Now, what if we want to create a QImage this time? Indeed, say we want to create a QImage from the same XBM raw data.
One additional constraint though: no QBitmap should be used here, meaning converting a QBitmap to get a QImage would not be an acceptable solution.
I tried QImage(data, width, height, QImage::Format_MonoLSB)
but it doesn't produce the proper image since QImage expects bits to be 32-bits aligned, cf. Qt's 4.8 documentation:
QImage::QImage(uchar * data, int width, int height, Format format)
Constructs an image with the given width, height and format, that uses an existing memory buffer, data. The width and height must be specified in pixels, data must be 32-bit aligned, and each scanline of data in the image must also be 32-bit aligned.
The issue is the XBM is 1-bit aligned (not 32-bits aligned), therefore the QImage produced by QImage(data, width, height, QImage::Format_MonoLSB) is garbage (undefined behavior, "random" image).
So, how to create a QImage from the raw data of an XBM?

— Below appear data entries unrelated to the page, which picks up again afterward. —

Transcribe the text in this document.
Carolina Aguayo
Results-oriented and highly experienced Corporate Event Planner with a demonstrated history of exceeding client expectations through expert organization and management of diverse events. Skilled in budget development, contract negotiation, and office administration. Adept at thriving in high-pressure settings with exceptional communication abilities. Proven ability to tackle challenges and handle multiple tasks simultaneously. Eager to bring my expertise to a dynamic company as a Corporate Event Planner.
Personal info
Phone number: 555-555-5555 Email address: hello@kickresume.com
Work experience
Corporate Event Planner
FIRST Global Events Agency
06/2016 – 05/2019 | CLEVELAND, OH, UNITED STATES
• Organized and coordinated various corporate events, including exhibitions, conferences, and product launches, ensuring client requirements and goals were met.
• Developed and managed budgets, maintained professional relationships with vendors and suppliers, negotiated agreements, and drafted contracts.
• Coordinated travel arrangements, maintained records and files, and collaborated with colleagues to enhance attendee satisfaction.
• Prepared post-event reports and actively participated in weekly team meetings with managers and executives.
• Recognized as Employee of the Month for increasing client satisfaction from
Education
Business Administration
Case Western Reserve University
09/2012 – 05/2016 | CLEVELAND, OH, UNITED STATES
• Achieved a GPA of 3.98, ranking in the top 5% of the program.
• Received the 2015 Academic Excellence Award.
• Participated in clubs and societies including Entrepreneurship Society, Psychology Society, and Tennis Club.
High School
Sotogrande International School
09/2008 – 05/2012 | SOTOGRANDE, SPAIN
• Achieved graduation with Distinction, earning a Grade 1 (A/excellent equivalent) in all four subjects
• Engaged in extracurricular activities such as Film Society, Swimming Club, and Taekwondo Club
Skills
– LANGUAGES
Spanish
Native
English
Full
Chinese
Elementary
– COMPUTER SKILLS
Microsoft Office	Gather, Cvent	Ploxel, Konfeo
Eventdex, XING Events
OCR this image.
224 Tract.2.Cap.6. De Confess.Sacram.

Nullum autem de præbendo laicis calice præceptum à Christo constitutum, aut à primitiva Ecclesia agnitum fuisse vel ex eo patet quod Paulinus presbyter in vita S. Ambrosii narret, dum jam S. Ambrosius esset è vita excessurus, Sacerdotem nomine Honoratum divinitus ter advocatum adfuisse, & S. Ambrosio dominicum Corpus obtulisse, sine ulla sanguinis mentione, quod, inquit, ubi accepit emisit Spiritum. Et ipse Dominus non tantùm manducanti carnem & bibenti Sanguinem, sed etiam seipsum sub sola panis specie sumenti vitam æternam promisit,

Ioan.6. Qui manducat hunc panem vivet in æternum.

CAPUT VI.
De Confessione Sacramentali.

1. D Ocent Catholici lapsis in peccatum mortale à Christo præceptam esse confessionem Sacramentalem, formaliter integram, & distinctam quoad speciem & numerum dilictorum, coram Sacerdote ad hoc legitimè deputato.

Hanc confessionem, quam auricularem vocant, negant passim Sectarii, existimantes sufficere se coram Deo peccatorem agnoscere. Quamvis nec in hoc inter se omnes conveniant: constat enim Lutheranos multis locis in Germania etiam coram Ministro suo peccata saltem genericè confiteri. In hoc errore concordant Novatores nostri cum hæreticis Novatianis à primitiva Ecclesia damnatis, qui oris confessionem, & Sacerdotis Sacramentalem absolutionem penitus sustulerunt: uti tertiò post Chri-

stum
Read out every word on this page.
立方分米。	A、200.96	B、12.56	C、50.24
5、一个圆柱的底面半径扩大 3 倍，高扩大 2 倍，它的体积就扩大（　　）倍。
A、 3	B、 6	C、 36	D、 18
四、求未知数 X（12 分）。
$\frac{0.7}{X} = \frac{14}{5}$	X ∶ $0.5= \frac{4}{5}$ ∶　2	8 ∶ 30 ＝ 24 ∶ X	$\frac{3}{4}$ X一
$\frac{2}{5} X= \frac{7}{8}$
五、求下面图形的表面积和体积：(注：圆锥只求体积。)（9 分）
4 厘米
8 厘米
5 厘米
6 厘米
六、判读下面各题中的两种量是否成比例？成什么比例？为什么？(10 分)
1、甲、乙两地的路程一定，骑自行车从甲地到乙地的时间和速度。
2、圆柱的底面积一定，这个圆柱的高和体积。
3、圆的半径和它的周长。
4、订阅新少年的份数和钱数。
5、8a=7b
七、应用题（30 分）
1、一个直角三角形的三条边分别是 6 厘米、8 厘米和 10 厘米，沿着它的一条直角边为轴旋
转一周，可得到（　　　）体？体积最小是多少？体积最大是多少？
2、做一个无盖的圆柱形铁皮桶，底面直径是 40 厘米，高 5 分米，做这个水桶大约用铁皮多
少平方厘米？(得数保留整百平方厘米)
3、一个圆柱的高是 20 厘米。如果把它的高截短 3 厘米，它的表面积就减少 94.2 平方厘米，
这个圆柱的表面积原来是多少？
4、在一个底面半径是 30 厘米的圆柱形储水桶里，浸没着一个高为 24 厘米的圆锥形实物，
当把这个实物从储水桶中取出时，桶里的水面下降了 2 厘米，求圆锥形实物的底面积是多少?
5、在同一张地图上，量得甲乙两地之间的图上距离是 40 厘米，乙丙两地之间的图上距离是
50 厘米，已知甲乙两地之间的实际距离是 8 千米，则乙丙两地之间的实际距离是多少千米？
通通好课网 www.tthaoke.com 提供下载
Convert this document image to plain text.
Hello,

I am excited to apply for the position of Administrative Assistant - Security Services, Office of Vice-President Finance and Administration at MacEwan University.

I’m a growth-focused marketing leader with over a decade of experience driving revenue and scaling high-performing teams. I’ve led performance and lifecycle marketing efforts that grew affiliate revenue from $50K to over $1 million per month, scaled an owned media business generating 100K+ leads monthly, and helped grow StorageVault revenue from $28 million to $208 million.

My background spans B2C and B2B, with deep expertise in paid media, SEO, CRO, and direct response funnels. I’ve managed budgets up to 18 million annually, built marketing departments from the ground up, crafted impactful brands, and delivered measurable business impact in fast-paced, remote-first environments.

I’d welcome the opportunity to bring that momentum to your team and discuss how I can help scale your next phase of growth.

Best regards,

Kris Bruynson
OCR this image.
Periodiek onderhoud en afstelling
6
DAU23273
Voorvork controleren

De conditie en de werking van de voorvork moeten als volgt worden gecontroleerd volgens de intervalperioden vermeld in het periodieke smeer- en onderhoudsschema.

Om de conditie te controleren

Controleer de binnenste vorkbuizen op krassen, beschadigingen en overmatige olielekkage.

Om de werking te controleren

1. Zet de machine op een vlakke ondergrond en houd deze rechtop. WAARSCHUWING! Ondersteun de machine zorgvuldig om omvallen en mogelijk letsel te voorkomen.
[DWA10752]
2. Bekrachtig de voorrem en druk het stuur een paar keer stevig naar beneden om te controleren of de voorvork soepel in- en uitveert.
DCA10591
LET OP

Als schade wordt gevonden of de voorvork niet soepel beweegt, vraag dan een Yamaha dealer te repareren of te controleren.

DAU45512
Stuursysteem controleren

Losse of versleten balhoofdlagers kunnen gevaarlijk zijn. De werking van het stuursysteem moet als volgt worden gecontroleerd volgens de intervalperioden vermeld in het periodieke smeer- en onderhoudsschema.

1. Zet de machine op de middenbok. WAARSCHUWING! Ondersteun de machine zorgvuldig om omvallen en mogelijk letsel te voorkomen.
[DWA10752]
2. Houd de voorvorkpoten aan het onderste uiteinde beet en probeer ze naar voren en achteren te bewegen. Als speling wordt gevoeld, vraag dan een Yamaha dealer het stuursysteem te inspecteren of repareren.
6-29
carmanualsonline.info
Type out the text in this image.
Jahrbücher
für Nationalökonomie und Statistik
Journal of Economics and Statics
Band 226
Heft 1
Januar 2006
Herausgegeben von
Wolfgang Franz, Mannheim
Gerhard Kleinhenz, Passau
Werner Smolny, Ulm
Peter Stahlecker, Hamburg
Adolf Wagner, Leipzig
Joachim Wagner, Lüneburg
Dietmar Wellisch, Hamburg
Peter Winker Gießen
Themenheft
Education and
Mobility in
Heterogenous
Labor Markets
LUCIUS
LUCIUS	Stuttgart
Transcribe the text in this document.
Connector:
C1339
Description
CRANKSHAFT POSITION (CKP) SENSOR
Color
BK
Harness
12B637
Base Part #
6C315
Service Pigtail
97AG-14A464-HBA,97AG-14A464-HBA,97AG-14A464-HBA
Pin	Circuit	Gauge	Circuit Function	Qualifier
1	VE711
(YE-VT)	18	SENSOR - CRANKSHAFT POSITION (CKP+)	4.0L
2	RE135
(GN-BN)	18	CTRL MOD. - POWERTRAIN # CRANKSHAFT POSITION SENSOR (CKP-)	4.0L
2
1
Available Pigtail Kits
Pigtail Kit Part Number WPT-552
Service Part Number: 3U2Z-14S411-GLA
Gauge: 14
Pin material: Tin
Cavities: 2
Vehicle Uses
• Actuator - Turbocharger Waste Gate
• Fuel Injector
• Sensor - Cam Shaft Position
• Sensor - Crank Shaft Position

EDIT: Here's an XBM file with which a QImage should constructed:
#define x_width 66
#define x_height 27
static char x_bits[] = {
0xff, 0xff, 0xff, 0xff, 0xff,
0xff, 0xff, 0xff, 0xff, ...
};
Ok, so it turns out that Qt alreay has implemented a simple code that builds a QImage from the raw data of an XBM:
QImage image(size, monoFormat);
image.setColor(0, QColor(Qt::color0).rgb());
image.setColor(1, QColor(Qt::color1).rgb());
// Need to memcpy each line separatly since QImage is 32bit aligned and
// this data is only byte aligned...
int bytesPerLine = (size.width() + 7) / 8;
for (int y = 0; y < size.height(); ++y)
{
memcpy(image.scanLine(y), bits + bytesPerLine * y, bytesPerLine);
}
This code is used in qbitmap.cpp, more specifically in:
QBitmap::fromData(const QSize &size, const uchar *bits, QImage::Format monoFormat)